The US city of Denver is set to vote in a referendum that could practically approve the use of magic mushrooms.
If passed, the measure would bar officials from “spending resources to impose criminal penalties” for personal use and possession of the drug.
Magic mushrooms contain a psychedelic chemical, psilocybin, which under US federal law belongs in the same group of banned drugs as heroin or LSD.
Denver decriminalised marijuana in 2005 ahead of the rest of Colorado state.
Tuesday’s referendum is the first US public vote on magic mushrooms.
It asks voters if the personal use and possession of the drug should be the city’s “lowest law enforcement priority”.
If approved, the verdict would apply to Denver City and County residents over the age of 21.
The federal government argues that psilocybin – and all Schedule I classification drugs – have high abuse potential and no accepted medical value.
However Decriminalise Denver, the group behind the initiative, argues that certain mushrooms “may be helpful in the treatment of cluster headaches, PTSD [Post Traumatic Stress Disorder] and OCD [Obsessive-Compulsive Disorder]”.
Decriminalise Denver says: “No-one should go to jail, lose their children, lose their job, and lose their citizen’s rights for using a mushroom.
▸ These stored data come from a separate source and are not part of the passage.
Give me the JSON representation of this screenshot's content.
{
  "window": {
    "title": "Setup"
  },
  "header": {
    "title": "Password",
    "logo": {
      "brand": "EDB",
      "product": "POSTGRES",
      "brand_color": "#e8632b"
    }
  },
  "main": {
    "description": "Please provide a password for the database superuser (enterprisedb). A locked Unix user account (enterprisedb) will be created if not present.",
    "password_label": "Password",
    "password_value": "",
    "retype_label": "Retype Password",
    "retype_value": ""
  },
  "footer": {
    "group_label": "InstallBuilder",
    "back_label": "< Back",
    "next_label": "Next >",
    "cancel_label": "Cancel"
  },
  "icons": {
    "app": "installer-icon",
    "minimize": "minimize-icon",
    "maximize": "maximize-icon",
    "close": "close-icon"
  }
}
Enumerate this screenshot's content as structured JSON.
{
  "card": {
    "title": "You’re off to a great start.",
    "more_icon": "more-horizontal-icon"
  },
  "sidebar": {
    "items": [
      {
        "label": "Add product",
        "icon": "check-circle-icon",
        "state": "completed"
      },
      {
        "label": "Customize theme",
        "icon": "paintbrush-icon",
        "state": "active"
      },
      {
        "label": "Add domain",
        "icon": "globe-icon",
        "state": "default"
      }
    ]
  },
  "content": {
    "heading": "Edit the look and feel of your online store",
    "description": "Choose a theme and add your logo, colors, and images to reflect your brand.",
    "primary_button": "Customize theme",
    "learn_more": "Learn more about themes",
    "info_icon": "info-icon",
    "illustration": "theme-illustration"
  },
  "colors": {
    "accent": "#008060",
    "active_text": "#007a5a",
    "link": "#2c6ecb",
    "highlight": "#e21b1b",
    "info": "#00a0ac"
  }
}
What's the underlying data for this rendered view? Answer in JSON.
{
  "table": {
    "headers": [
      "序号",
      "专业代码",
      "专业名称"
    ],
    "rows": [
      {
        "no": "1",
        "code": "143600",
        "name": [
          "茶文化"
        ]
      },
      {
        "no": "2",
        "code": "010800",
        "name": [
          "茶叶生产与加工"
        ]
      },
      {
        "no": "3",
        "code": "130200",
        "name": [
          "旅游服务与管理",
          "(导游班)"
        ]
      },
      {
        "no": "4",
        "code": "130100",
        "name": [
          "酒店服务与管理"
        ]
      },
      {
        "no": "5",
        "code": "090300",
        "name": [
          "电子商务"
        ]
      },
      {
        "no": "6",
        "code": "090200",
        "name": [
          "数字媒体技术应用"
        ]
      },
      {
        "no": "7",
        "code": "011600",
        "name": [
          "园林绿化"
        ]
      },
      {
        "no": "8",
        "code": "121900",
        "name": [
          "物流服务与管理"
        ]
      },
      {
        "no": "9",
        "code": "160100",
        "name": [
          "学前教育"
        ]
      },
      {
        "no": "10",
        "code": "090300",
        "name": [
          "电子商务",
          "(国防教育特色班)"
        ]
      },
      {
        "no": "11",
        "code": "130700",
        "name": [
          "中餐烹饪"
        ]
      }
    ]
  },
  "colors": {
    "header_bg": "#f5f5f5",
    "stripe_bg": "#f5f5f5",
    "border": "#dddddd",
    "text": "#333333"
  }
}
One arrest is too many for something with such low and manageable risks for most people, relative to its potential benefits.”
Several major figures have opposed the measure, including Denver Mayor Michael Hancock and Denver District Attorney Beth McCann.
Ms McCann told the Washington Post: “At this point, I don’t think it’s a good idea. We’re still figuring out marijuana, and even though things are going well so far, we’re still measuring the impacts on the people of Denver.”
The UK’s NHS [National Health Service] says magic mushrooms are a hallucinogenic, “making people see, hear and experience the world in a different, ‘trippy’ way”.